State policymakers must continue to address how to ensure communications services are available and affordable for consumers so industry can adapt and bring everything into the now broadband-focused playing field, USF experts said in interviews Friday. A white paper, released Friday, by Sherry Lichtenberg, National Regulatory Research Institute principal researcher, said state USF support includes high-cost support, funds for broadband access for schools and libraries, funding for Lifeline and dedicated broadband funding. A key finding in the review is the limitation on high-cost support for areas where competition has driven down the cost of service, reducing the need for support, Lichtenberg said.
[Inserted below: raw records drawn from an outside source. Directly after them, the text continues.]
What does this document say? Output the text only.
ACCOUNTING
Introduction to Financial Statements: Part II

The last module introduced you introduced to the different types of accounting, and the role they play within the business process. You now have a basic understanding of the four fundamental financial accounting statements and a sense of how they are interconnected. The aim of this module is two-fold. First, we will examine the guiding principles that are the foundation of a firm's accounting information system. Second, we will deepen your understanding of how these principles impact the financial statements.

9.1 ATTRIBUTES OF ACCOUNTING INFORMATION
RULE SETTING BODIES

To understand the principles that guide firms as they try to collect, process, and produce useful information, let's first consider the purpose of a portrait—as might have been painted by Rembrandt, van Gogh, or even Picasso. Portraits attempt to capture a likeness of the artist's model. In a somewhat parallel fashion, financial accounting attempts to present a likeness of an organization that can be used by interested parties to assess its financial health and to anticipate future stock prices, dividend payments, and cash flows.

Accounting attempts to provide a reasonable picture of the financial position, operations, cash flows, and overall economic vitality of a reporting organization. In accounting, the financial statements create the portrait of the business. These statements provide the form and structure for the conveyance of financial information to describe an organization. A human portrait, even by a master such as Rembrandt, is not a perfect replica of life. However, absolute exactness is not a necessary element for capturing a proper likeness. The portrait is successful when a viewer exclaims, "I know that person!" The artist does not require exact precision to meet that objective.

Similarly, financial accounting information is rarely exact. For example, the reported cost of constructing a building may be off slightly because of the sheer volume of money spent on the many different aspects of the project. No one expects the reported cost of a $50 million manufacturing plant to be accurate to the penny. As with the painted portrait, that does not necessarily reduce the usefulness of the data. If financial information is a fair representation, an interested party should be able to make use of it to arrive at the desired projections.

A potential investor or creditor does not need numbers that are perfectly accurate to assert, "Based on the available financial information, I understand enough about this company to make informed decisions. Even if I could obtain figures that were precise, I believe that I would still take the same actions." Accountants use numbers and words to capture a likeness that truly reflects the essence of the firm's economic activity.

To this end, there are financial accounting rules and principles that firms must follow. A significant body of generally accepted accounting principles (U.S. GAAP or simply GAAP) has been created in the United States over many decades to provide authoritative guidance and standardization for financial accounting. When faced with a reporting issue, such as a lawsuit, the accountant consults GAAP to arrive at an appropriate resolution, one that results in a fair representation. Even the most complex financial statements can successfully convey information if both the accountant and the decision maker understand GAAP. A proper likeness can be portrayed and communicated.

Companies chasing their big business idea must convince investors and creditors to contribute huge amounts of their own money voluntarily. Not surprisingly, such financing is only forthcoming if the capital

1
Sen. Amy Klobuchar, D-Minn., urged the White House to support reauthorization of the Broadband Technology Opportunities Program, in comments posted Friday on the Broadband Opportunity Council’s (BBOC) request for comment on broadband availability and deployment issues. A group of House Democrats led by House Communications Subcommittee ranking member Anna Eshoo, D-Calif., and Rep. Jared Huffman, D-Calif., urged the U.S. Department of Agriculture in a separate filing to “modernize” regulations for the Rural Utility Service’s Telecom Infrastructure Loan and Loan Guarantee program to “better facilitate high-speed rural broadband deployment.” BBOC, which the White House created March 23 to spur broadband investment and adoption (see 1503230064), sought comment on ways the federal government can modernize “outdated regulations,” identify regulatory barriers to broadband deployment and promote broadband adoption.